I was testing the uniform convergence of the series $\sum\limits_{n = 1}^{\infty} \dfrac{2^n x^{2^n - 1}}{1 + x^{2^n}}$ on $\left| x \right| \leq \dfrac{1}{2}$.
I wanted to invoke the Wiestrauss M test. For that, I tried
$$\left| \dfrac{2^n x^{2^n - 1}}{1 + x^{2^n}} \right| < \dfrac{2^n \left| x^{2^n - 1} \right|}{\left| x^{2^n} \right|} = \dfrac{2^n}{\left| x \right|}$$
But, I am stuck here since I cannot get the required inequality in terms of $\left| f_n \left( x \right) \right| \leq M_n$ and $\sum\limits_{n = 1}^{\infty} M_n$ is convergent so that the series $\sum\limits_{n = 1}^{\infty} f_n \left( x \right)$ is uniformly convergent.

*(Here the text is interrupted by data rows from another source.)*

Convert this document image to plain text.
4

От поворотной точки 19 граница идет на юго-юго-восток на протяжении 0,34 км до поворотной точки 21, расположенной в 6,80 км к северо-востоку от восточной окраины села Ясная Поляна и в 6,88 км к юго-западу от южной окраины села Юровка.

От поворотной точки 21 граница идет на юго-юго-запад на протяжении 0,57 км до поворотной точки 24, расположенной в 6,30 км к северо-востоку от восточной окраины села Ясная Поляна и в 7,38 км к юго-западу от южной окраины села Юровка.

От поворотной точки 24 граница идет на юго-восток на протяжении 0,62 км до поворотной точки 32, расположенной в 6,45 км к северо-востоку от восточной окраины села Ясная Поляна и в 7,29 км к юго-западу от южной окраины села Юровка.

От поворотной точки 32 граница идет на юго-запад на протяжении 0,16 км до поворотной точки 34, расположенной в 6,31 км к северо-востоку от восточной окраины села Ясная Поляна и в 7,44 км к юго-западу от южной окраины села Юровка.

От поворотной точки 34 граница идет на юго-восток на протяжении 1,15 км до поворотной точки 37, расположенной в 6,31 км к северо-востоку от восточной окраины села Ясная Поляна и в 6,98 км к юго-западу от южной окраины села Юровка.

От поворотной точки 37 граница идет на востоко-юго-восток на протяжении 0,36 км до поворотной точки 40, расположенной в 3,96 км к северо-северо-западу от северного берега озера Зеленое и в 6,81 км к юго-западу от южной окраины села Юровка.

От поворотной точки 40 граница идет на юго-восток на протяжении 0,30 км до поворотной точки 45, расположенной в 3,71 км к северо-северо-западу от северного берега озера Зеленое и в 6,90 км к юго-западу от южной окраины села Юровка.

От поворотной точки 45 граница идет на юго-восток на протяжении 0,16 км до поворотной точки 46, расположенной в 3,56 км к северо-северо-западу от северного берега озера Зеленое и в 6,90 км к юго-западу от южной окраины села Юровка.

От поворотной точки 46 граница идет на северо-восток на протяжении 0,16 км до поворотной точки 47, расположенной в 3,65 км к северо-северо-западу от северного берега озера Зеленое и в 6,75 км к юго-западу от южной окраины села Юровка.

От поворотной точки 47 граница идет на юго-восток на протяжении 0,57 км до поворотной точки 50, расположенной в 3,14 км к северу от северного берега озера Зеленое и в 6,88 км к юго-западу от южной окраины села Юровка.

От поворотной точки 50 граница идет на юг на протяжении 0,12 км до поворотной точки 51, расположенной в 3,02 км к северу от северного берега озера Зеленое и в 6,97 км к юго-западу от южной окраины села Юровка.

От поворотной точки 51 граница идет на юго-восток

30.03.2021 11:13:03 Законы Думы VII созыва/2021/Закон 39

If $f_n(x)=\dfrac{2^nx^{2^n-1}}{1+x^{2^n}}$, then $f_n$ is an odd function and it is strictly increasing. So, the maximum of $\lvert f_n\rvert$ is attained at $\dfrac12$, and that maximum is $\dfrac{2^{n-2^n+1}}{1+2^{-2^n}}$. It is not hard to see that the series $\displaystyle\sum_{n=1}^\infty\frac{2^{n-2^n+1}}{1+2^{-2^n}}$ converges, and therefore your series converges uniformly, by the Weierstrass $M$-test.